I gave this show the acid test on Thursday night.

After a bunch of really long days and correspondingly short nights, I could easily have opted to just postpone this opening night, go straight home and crawl into bed.But what better show than "Sword of Zorro" for a chance to catch up on some ZZZZZZZs?

I couldn't fall asleep during this DSP revival, however. I needed to stay alert just in case there were any reportable accidents to compare to the side- . . . er, pants-splitting curtain call that befell Shawn Maxfield when he played Zorro six years ago.

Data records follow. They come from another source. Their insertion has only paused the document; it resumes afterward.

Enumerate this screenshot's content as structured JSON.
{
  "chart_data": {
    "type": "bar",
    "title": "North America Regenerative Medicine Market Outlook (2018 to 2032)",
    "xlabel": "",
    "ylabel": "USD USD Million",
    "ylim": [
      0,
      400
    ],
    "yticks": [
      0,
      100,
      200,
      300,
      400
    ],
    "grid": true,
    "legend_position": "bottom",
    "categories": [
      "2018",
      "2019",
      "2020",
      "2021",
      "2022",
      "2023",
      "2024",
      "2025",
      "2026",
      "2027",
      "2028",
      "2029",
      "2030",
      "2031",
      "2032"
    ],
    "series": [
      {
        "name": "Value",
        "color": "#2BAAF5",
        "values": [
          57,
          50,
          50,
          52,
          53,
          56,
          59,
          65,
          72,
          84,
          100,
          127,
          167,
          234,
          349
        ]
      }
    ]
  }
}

No such show-stoppers this time, although there was one minor glitch late in Act One involving a reluctant piece of scenery.

As usual, the DSP cast, a mix of familiar faces and a few newcomers, blends equal parts of high energy and acting/singing talent.

Chandler Bishop, a recent Southern Utah University student, is making his DSP debut as the two-faced Don Diego/Zorro - cowardly and wimpish in public, but secretly the dashing hero.

He's up against the cunning and evil El Capitan Ramon (Jack Drayton), who considers the people in Capistrano merely stupido.

Jumping into the fray are bumbling Sgt. Garcia (Norman E. Plate), Ramon's less than bright henchman; Don Diego/Zorro's quiet (but very funny) sidekick, Bernardo, played by Jerry Rapier, who also does a nice turn as peasant Pedro, and K.C. Eldridge as elderly, rebellious Senor Santiago.

A trio of lovely senoritas - Estrella Santiago (who's hot for Zorro), Marguerite, her feisty best friend, and Isabella, anxious to get back home to Madrid - are well played by Danielle Gutierrez Matheson, Mary Jo Eisenbraun and Gayle Hayes, respectively.

With her flashing Spanish eyes and ethnic lineage, Matheson gave the show a shot of Latin-tempered energy, combined with comedy reminiscent of Carmen Miranda.

The familiar hallmarks of DSP's productions - pun-filled dialogue and fast-paced musical numbers - are in plentiful supply in "Zorro."

Ramon's alleged condolences to Don Diego over the suspicious death of his father: "I'm sorry about the loss of your extinguished . . . er, distinguished father."

One of the funniest segments was Zorro's first attempt at disguising himself - with a scarf minus holes for his eyes. He used his sword like a blind man's cane to feel his way around the stage.

The swordplay itself, choreographed by Tobin E. Atkinson, was first-rate, even with a flair that leaned more toward Laurel & Hardy than Fairbanks & Flynn.

Edward J. Gryska's expert direction, Sue Talmage's music, Seven Nielsen's scenery, Ruth Todd's costumes and Todd Mangiapia's lighting were superb.

Norman E. Plate credits Beth Bruner with assisting him in adapting and updating Peter VanSlyke's script - but I suspect Charro had a hand in it, too.

The post-show olios, an energetic "Clap Yo' Hands!" revue, was directed and choreographed by Joy Davis. It was a rapid-fire collection of great Broadway tunes, including the seldom-heard "Stereophonic Sound" from "Silk Stockings," Norman Plate's hilarious rendition of "You're the Top" and a stageful of others.

"Abba Dabba Honeymoon" had Eldridge and Plate running through the audience in gorilla costumes.